O globo da morte de tudo
Anita Schwartz Galeria de Arte apresenta, a partir de 13 de novembro para convidados e do dia seguinte para o público, a exposição “O globo da morte de tudo”, mesmo nome de um trabalho de Nuno Ramos e Eduardo Climachauska, dois dos mais inventivos e múltiplos artistas da cena contemporânea, amigos e parceiros de filmes e de canções. Este trabalho ocupará todo o grande espaço térreo da galeria, com 200 metros quadrados de chão e pé direito de mais de sete metros. No segundo andar expositivo, Nuno Ramos mostrará cinco desenhos inéditos da série “Schreber” – tinta a óleo, folhas de ouro e prata, carvão e tecido sobre papel.
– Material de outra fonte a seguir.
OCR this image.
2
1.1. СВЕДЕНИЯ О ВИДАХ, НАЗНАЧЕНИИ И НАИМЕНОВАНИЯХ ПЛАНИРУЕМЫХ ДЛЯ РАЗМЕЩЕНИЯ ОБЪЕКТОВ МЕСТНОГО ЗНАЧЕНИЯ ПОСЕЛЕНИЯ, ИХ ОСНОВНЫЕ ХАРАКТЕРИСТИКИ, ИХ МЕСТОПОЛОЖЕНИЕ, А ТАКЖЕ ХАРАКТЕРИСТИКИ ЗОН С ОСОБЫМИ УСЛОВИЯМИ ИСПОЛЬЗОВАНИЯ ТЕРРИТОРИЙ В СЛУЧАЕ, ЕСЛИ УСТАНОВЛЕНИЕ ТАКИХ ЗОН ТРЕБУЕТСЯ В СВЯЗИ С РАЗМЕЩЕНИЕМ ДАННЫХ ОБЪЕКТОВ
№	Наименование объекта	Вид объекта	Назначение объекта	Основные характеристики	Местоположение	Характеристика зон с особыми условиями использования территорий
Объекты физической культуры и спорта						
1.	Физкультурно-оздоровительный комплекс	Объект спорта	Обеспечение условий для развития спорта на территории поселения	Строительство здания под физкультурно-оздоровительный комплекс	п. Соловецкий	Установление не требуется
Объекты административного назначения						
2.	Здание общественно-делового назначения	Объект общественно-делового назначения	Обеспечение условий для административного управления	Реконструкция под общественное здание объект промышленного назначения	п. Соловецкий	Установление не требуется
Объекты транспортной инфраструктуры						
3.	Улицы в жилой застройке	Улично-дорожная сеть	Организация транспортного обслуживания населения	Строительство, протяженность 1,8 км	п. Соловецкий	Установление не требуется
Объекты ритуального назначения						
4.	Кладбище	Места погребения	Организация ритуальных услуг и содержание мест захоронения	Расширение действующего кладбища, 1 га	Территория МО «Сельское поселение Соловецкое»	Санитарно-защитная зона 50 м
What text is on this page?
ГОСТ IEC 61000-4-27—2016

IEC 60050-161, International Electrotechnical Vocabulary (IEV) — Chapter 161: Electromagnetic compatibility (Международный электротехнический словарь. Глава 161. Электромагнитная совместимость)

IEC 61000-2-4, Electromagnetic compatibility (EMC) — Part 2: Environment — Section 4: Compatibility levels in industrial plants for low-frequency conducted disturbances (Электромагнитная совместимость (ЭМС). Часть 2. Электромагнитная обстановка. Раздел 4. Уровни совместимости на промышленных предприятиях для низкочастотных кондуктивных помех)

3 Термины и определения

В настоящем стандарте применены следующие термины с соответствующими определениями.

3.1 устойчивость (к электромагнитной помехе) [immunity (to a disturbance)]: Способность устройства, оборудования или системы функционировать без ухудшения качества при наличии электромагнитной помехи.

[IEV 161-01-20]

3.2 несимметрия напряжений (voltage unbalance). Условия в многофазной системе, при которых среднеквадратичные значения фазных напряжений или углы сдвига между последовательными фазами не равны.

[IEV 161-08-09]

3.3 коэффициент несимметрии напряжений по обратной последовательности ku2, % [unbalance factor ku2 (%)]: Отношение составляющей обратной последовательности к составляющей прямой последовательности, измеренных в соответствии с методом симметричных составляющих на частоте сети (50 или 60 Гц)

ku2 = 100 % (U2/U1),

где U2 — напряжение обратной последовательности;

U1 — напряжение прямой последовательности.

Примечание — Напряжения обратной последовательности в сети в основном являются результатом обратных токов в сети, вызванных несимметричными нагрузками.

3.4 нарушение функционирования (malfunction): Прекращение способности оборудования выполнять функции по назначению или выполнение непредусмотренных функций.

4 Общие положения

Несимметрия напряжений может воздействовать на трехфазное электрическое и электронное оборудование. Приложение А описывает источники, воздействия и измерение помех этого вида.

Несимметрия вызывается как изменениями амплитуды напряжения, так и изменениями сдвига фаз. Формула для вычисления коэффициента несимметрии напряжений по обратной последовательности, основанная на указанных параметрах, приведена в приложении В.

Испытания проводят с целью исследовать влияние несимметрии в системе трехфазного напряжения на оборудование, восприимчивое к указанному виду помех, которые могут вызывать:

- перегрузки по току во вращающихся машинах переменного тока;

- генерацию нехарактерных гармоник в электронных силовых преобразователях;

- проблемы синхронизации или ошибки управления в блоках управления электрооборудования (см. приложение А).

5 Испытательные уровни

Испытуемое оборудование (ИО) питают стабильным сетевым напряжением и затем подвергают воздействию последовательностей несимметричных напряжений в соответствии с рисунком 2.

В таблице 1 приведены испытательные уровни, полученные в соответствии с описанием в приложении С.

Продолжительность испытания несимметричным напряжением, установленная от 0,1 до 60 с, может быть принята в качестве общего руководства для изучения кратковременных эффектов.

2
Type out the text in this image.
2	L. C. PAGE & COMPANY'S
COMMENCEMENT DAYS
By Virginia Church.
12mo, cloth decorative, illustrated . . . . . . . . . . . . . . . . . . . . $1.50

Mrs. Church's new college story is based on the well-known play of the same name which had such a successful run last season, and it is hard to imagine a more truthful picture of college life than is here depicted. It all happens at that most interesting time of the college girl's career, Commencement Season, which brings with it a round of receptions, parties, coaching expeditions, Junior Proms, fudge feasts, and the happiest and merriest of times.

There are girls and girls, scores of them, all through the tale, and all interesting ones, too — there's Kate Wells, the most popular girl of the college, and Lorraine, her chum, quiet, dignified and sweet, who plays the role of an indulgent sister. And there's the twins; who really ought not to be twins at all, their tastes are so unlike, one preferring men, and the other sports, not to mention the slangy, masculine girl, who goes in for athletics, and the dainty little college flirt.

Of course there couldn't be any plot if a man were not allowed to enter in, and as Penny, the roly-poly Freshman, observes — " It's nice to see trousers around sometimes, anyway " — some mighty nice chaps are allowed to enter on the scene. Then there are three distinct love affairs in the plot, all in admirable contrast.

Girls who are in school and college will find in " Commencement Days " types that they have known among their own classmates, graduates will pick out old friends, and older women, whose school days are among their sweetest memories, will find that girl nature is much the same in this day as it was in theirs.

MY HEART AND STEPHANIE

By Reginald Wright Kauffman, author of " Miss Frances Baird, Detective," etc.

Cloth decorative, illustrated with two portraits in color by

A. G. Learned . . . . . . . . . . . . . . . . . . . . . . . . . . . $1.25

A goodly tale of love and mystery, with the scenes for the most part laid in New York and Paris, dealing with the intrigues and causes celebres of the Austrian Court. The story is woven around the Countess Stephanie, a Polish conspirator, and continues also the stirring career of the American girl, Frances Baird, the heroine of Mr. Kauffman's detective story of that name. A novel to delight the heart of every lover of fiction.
DE 14.Nov.2012 A 14.Fev.2013
O princípio da perda
"Toda vez que o sentido de um debate depende do valor fundamental da palavra útil [...] é possível afirmar que o debate é necessariamente falseado e que a questão fundamental é eludida", sentencia Bataille em seu estudo de economia geral que denunciava, nos anos 1930, uma profunda incompreensão quanto aos princípios de produtividade/conservação e despesa/consumo, e o lugar por eles ocupado na história da experiência humana. A vida mesma é inútil, e um dos logros da modernidade - no duplo sentido da palavra: feito e ilusão -, do racionalismo econômico do modo de vida burguês, é tampar essa inutilidade, no fundo ontológica, com uma produtividade progressiva, exorbitante, e que hoje ameaça, dialeticamente, nos reconduzir ao vazio de que procurara escapar, só que agora como experiência real do fim do mundo, da morte de tudo.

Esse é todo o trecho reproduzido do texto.